As soon as we understand this point we understand why mindfulness can never be a system, can never be a strategy, can never be a technology. The moment we understand that the purposeful / conditioned self always takes itself absolutely for granted in everything it does we understand that mindfulness is by no means as straightforward a business as we might previously imagined. How do we turn around to face the source of our pain when our motivation for doing so is when it comes right down to it the motivation to run away from pain? How are we ever going to be genuinely interested in ‘what’s going on’ when – unbeknownst to us – our fundamental bedrock motivation is to preserve and perpetuate the standpoint that we’re coming from, which is ‘the self that we assume we are’? How can we be both ‘genuinely interested in seeing what’s going on’ and ‘fundamentally committed to preserving and perpetuating that self that we assume we are’? It’s either one or the other – it can’t be both.

 

This brings us back to the Sufi story that we started off with – if we are to sincerely ask forgiveness this does not come about as a result of our own agency; it is God’s grace that we do so.
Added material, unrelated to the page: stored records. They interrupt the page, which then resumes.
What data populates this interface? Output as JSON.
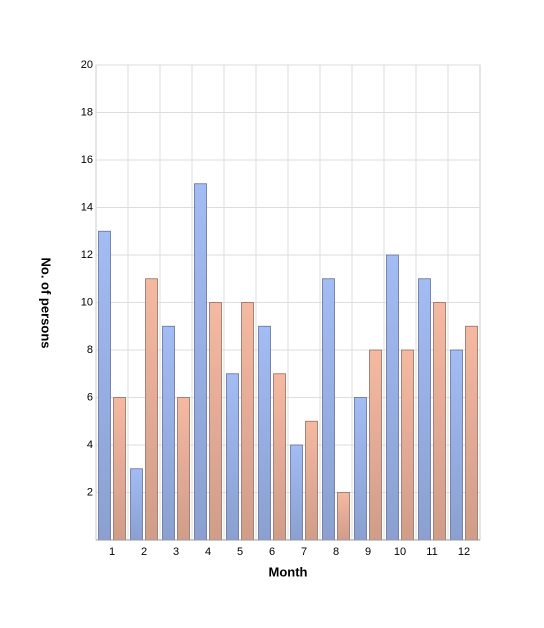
{
  "chart_data": {
    "type": "bar",
    "x_label": "Month",
    "y_label": "No. of persons",
    "categories": [
      "1",
      "2",
      "3",
      "4",
      "5",
      "6",
      "7",
      "8",
      "9",
      "10",
      "11",
      "12"
    ],
    "series": [
      {
        "color": "#a3bcf5",
        "values": [
          13,
          3,
          9,
          15,
          7,
          9,
          4,
          11,
          6,
          12,
          11,
          8
        ]
      },
      {
        "color": "#f5b9a1",
        "values": [
          6,
          11,
          6,
          10,
          10,
          7,
          5,
          2,
          8,
          8,
          10,
          9
        ]
      }
    ],
    "ylim": [
      0,
      20
    ],
    "yticks": [
      2,
      4,
      6,
      8,
      10,
      12,
      14,
      16,
      18,
      20
    ],
    "grid": true
  }
}
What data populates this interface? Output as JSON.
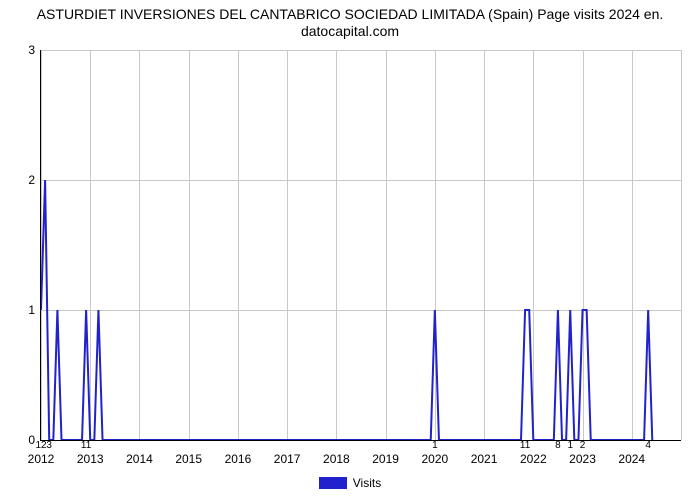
{
  "title_line1": "ASTURDIET INVERSIONES DEL CANTABRICO SOCIEDAD LIMITADA (Spain) Page visits 2024 en.",
  "title_line2": "datocapital.com",
  "chart": {
    "type": "line",
    "background_color": "#ffffff",
    "grid_color": "#c8c8c8",
    "axis_color": "#000000",
    "series_color": "#2222cc",
    "line_width": 2,
    "x_min": 0,
    "x_max": 156,
    "y_min": 0,
    "y_max": 3,
    "x_ticks": [
      {
        "pos": 0,
        "label": "2012"
      },
      {
        "pos": 12,
        "label": "2013"
      },
      {
        "pos": 24,
        "label": "2014"
      },
      {
        "pos": 36,
        "label": "2015"
      },
      {
        "pos": 48,
        "label": "2016"
      },
      {
        "pos": 60,
        "label": "2017"
      },
      {
        "pos": 72,
        "label": "2018"
      },
      {
        "pos": 84,
        "label": "2019"
      },
      {
        "pos": 96,
        "label": "2020"
      },
      {
        "pos": 108,
        "label": "2021"
      },
      {
        "pos": 120,
        "label": "2022"
      },
      {
        "pos": 132,
        "label": "2023"
      },
      {
        "pos": 144,
        "label": "2024"
      },
      {
        "pos": 156,
        "label": ""
      }
    ],
    "y_ticks": [
      {
        "pos": 0,
        "label": "0"
      },
      {
        "pos": 1,
        "label": "1"
      },
      {
        "pos": 2,
        "label": "2"
      },
      {
        "pos": 3,
        "label": "3"
      }
    ],
    "points": [
      {
        "x": 0,
        "y": 1
      },
      {
        "x": 1,
        "y": 2
      },
      {
        "x": 2,
        "y": 0
      },
      {
        "x": 3,
        "y": 0
      },
      {
        "x": 4,
        "y": 1
      },
      {
        "x": 5,
        "y": 0
      },
      {
        "x": 10,
        "y": 0
      },
      {
        "x": 11,
        "y": 1
      },
      {
        "x": 12,
        "y": 0
      },
      {
        "x": 13,
        "y": 0
      },
      {
        "x": 14,
        "y": 1
      },
      {
        "x": 15,
        "y": 0
      },
      {
        "x": 95,
        "y": 0
      },
      {
        "x": 96,
        "y": 1
      },
      {
        "x": 97,
        "y": 0
      },
      {
        "x": 117,
        "y": 0
      },
      {
        "x": 118,
        "y": 1
      },
      {
        "x": 119,
        "y": 1
      },
      {
        "x": 120,
        "y": 0
      },
      {
        "x": 125,
        "y": 0
      },
      {
        "x": 126,
        "y": 1
      },
      {
        "x": 127,
        "y": 0
      },
      {
        "x": 128,
        "y": 0
      },
      {
        "x": 129,
        "y": 1
      },
      {
        "x": 130,
        "y": 0
      },
      {
        "x": 131,
        "y": 0
      },
      {
        "x": 132,
        "y": 1
      },
      {
        "x": 133,
        "y": 1
      },
      {
        "x": 134,
        "y": 0
      },
      {
        "x": 147,
        "y": 0
      },
      {
        "x": 148,
        "y": 1
      },
      {
        "x": 149,
        "y": 0
      }
    ],
    "data_labels": [
      {
        "x": 0,
        "text": "12"
      },
      {
        "x": 2,
        "text": "3"
      },
      {
        "x": 11,
        "text": "11"
      },
      {
        "x": 96,
        "text": "1"
      },
      {
        "x": 118,
        "text": "11"
      },
      {
        "x": 126,
        "text": "8"
      },
      {
        "x": 129,
        "text": "1"
      },
      {
        "x": 132,
        "text": "2"
      },
      {
        "x": 148,
        "text": "4"
      }
    ]
  },
  "legend": {
    "label": "Visits",
    "swatch_color": "#2222cc"
  }
}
In the same way, if we are to take an interest in ourselves, in what’s really going on with us, this isn’t by our own agency. It is a grace that is bestowed upon us. This perfectly illustrates the difference between the Western and the Eastern / Middle-Eastern ways of looking at life – in the West it is all about the technology, the skills, the strategies, the tools, etc. But what have any of these to do with a grace that descends from above? What good are our technologies, our systems, our clever theories and models with regard to receiving grace?

 

We in the West are full of a type of false confidence, a type of confidence that looks good on the surface but which is really just empty bravado. We make everything sound so cut-and-dried, but it isn’t. We make it sound as if we are ‘in control’, but we’re not. We’re not in control and we never will be; after all, how can ‘who I assume myself to be’ be in control when this idea of ‘self’ is a wrong assumption to start off with? Controlling isn’t ever going to get us anywhere because it always proceeds on the basis of what we assume to be true but yet cannot ever verify. It jumps, but it never looks at where it has jumped from. It proceeds, but it can never examine its basis. The big snag here is therefore that everything we do is done (as we have been saying) on the basis of the self which we think we are and any journey from a false starting off point is guaranteed to get us nowhere! This ‘snag’ is inherent in the nature of the controlling or purposeful self, which is the self on whose basis we are doing the controlling. We should be a bit more careful before setting off on our journey; we should be a bit more careful before trying to control or manipulate everything in sight. Our ‘technology’ doesn’t really serve us, after all – it only serves the illusion!